Vagabundo y marginal, ningún bisturí o psicoanalista pudo plancharle las arrugas del alma. Obrero agrícola, boxeador, secretario de un predicador, reportero, profesor de gimnasia, ascensorista, corrector de pruebas, corredor ciclista y, de pronto, la rabia apretándole el sexo a la jauría urbana: será escritor, como su amigo Hemingway, que vive en París y cobra un dólar por palabra, o como John Dos Passos, que acaba de descubrir a Rocinante, o como Scott Fitzgerald, agotando el champaña del George V o del Ritz.
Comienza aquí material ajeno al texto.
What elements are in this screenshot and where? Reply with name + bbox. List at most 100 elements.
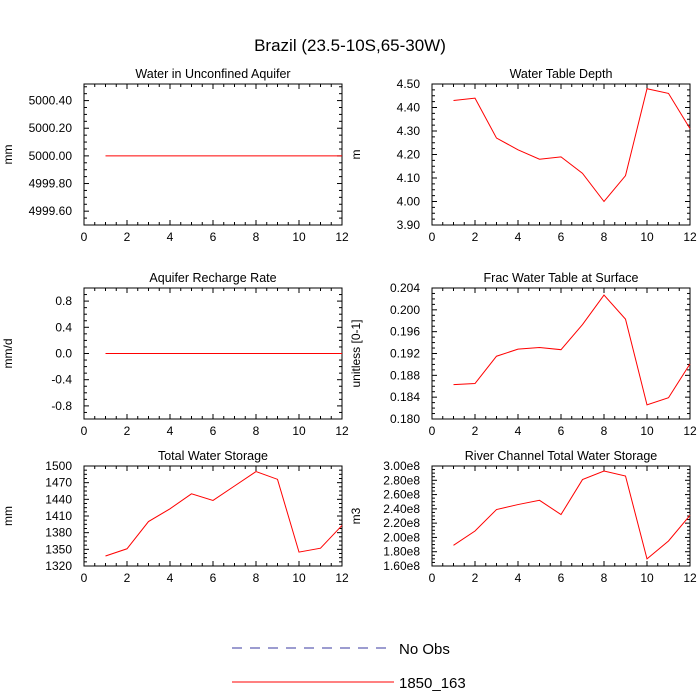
x-tick-label: 8 bbox=[253, 230, 260, 244]
panel-title: River Channel Total Water Storage bbox=[465, 449, 658, 463]
x-tick-label: 2 bbox=[472, 424, 479, 438]
y-tick-label: 5000.00 bbox=[29, 149, 73, 163]
x-tick-label: 12 bbox=[683, 230, 697, 244]
y-tick-label: 1320 bbox=[45, 559, 72, 573]
y-axis-label: m3 bbox=[349, 507, 363, 524]
y-tick-label: 4.30 bbox=[397, 124, 421, 138]
y-tick-label: 1440 bbox=[45, 492, 72, 506]
x-tick-label: 6 bbox=[558, 424, 565, 438]
x-tick-label: 10 bbox=[292, 230, 306, 244]
y-tick-label: 0.0 bbox=[55, 347, 72, 361]
y-axis-label: mm bbox=[1, 145, 15, 165]
x-tick-label: 2 bbox=[124, 230, 131, 244]
panel-title: Aquifer Recharge Rate bbox=[149, 271, 276, 285]
plot-frame bbox=[431, 287, 691, 420]
y-tick-label: 2.60e8 bbox=[383, 488, 420, 502]
y-tick-label: 3.90 bbox=[397, 218, 421, 232]
series-line-1850-163 bbox=[453, 470, 691, 560]
x-tick-label: 12 bbox=[335, 230, 349, 244]
chart-panel-4: Frac Water Table at Surface unitless [0-1… bbox=[349, 271, 697, 438]
x-tick-label: 2 bbox=[472, 571, 479, 585]
x-tick-label: 12 bbox=[335, 571, 349, 585]
x-tick-label: 10 bbox=[640, 424, 654, 438]
y-tick-label: 0.188 bbox=[390, 368, 420, 382]
y-tick-label: 0.4 bbox=[55, 320, 72, 334]
x-tick-label: 8 bbox=[601, 424, 608, 438]
y-tick-label: 1350 bbox=[45, 542, 72, 556]
y-tick-label: 3.00e8 bbox=[383, 459, 420, 473]
y-tick-label: 0.196 bbox=[390, 325, 420, 339]
x-tick-label: 2 bbox=[124, 571, 131, 585]
y-tick-label: 5000.40 bbox=[29, 94, 73, 108]
x-tick-label: 8 bbox=[253, 571, 260, 585]
y-tick-label: 0.204 bbox=[390, 281, 420, 295]
x-tick-label: 4 bbox=[167, 230, 174, 244]
y-tick-label: 1500 bbox=[45, 459, 72, 473]
series-line-1850-163 bbox=[453, 294, 691, 406]
y-tick-label: 0.180 bbox=[390, 412, 420, 426]
x-tick-label: 8 bbox=[601, 230, 608, 244]
x-tick-label: 4 bbox=[167, 424, 174, 438]
chart-panel-6: River Channel Total Water Storage m3 0 2 4 6 8… bbox=[349, 449, 697, 585]
x-tick-label: 10 bbox=[640, 230, 654, 244]
y-tick-label: -0.8 bbox=[51, 399, 72, 413]
x-tick-label: 0 bbox=[81, 571, 88, 585]
x-tick-label: 4 bbox=[515, 230, 522, 244]
x-tick-label: 4 bbox=[515, 571, 522, 585]
x-tick-label: 2 bbox=[124, 424, 131, 438]
x-tick-label: 12 bbox=[335, 424, 349, 438]
y-tick-label: 0.200 bbox=[390, 303, 420, 317]
y-tick-label: 2.20e8 bbox=[383, 516, 420, 530]
y-tick-label: 0.8 bbox=[55, 294, 72, 308]
plot-frame bbox=[83, 83, 343, 226]
x-tick-label: 8 bbox=[601, 571, 608, 585]
x-tick-label: 6 bbox=[210, 230, 217, 244]
plot-frame bbox=[431, 465, 691, 567]
y-axis-label: m bbox=[349, 150, 363, 160]
legend-label-1850-163: 1850_163 bbox=[399, 675, 466, 692]
y-tick-label: 4999.80 bbox=[29, 177, 73, 191]
x-tick-label: 12 bbox=[683, 424, 697, 438]
y-tick-label: 2.80e8 bbox=[383, 473, 420, 487]
x-tick-label: 8 bbox=[253, 424, 260, 438]
x-tick-label: 0 bbox=[429, 424, 436, 438]
y-tick-label: 1470 bbox=[45, 476, 72, 490]
x-tick-label: 0 bbox=[429, 230, 436, 244]
x-tick-label: 6 bbox=[210, 424, 217, 438]
y-axis-label: mm bbox=[1, 506, 15, 526]
y-tick-label: 0.184 bbox=[390, 390, 420, 404]
chart-panel-1: Water in Unconfined Aquifer mm 0 2 4 6 8 10 12 49… bbox=[1, 67, 349, 244]
x-tick-label: 10 bbox=[292, 571, 306, 585]
chart-panel-5: Total Water Storage mm 0 2 4 6 8 10 12 1320 1350 13… bbox=[1, 449, 349, 585]
x-tick-label: 4 bbox=[167, 571, 174, 585]
y-tick-label: 1.60e8 bbox=[383, 559, 420, 573]
y-tick-label: 4.40 bbox=[397, 101, 421, 115]
y-tick-label: 1380 bbox=[45, 526, 72, 540]
y-tick-label: 4.10 bbox=[397, 171, 421, 185]
y-tick-label: 4.00 bbox=[397, 195, 421, 209]
y-tick-label: 1410 bbox=[45, 509, 72, 523]
chart-panel-2: Water Table Depth m 0 2 4 6 8 10 12 3.90 4.00 4.10 4… bbox=[349, 67, 697, 244]
x-tick-label: 0 bbox=[429, 571, 436, 585]
x-tick-label: 12 bbox=[683, 571, 697, 585]
panel-title: Frac Water Table at Surface bbox=[484, 271, 639, 285]
panel-title: Total Water Storage bbox=[158, 449, 268, 463]
chart-panel-3: Aquifer Recharge Rate mm/d 0 2 4 6 8 10 12 -0.8 -0… bbox=[1, 271, 349, 438]
y-axis-label: unitless [0-1] bbox=[349, 319, 363, 387]
x-tick-label: 6 bbox=[558, 230, 565, 244]
y-tick-label: -0.4 bbox=[51, 373, 72, 387]
y-tick-label: 4.50 bbox=[397, 77, 421, 91]
x-tick-label: 0 bbox=[81, 230, 88, 244]
x-tick-label: 6 bbox=[558, 571, 565, 585]
y-tick-label: 0.192 bbox=[390, 347, 420, 361]
y-tick-label: 2.00e8 bbox=[383, 530, 420, 544]
figure-title: Brazil (23.5-10S,65-30W) bbox=[254, 36, 446, 55]
legend-label-no-obs: No Obs bbox=[399, 641, 450, 658]
y-tick-label: 4.20 bbox=[397, 148, 421, 162]
x-tick-label: 0 bbox=[81, 424, 88, 438]
panel-title: Water in Unconfined Aquifer bbox=[135, 67, 290, 81]
x-tick-label: 10 bbox=[292, 424, 306, 438]
y-tick-label: 1.80e8 bbox=[383, 545, 420, 559]
x-tick-label: 10 bbox=[640, 571, 654, 585]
Miller será escritor, aunque para ello tenga que amarrar sus dos metros de estatura en el pringue de Montparnasse y mangarle a Anaïs Nin diez francos para el alquiler. El jazz, la Costa Azul, las fiestas, el tenis, la ropa blanca, las mujeres hermosas -todo eso que amaba el gran Gatsby- no formaban parte de su galaxia. Hertry habitaba'en el lado sórdido de la feria, junto a otros roñosos -Zola, Cadwell y Joyce-, tipos que encontraban placer narrando la verdad y sólo la verdad, como hacen los reos cuando van a morir ejecutados, gentuza que usaba las palabras como municiones, indecente chusma que confundía a los judíos con seres humanos, inconfesable morralla que se permitía clamar justicia para el Ulster. Ese era el subinundo de Miller, el de las buhardillas miserables y el de las ocasionales compañías, el de las prolongadas borracheras que no pudieron apagar su lucidez. Noches y días de caminar, caminar sin rumbo, pidiendo una limosna o un plato de comida, un rincón en cualquier cuarto o una mano amiga escondiendo un cigarrillo. Obstinado Henry, aterido Miller, siempre dando la lata con la pureza que yace en la basura o exaltando la belleza del sexo, un producto de consumo masivo que se convierte en pura mierda cuando se vende a 250, pesetas la platea. O a cien el ejemplar.

Y es que la pureza -lo dijo san Francisco de Sales, no yo-, igual se encuentra en el cielo que en el infierno.

Durante 1947 Miller abandonó la hoguera europea y se radicó en el Big Sur, en esa California de los Nixon y los Reagan, de jubilados que pescan en los muelles y abuelas que trocaron la pañoleta por una visera. California, como antes lo fue Clichy, es un buen lugar para escribir, pero también lo es para gozar de cinco bellísimas esposas, algún que otro amor extralegal y la constante visita de muchachos/as, universitarios/ as empecinados/as en trabajar los Trópicos como tesis. California es un buen punto para que un renegado se tueste al sol, el sitio exacto para que el hombre se afirme, primero, como persona, y luego, como componente social de una jungla devoradora; la fortuna -como la paternidad- le llegó a destiempo, pero el patriarca tenía la lección bien vivida: "Pasé toda mi existencia buscando la felicidad. Hoy sé en qué consiste: pintar, nadar, mirar la belleza".

Maldito y escandaloso Míller, muerto el 8 de junio de 1980. Vital pasional y alegre maestro, apocalíptico antihéroe que una vez pronosticó: "Todo lo que es americano desaparecerá un día; desaparecerá con mayor fuerza aún que lo griego, lo romano, lo egipcio... Y esta idea me ha producido una pena infinita, porque no hay agonía más atroz que el hecho de pertenecer a algo que no sobrevive".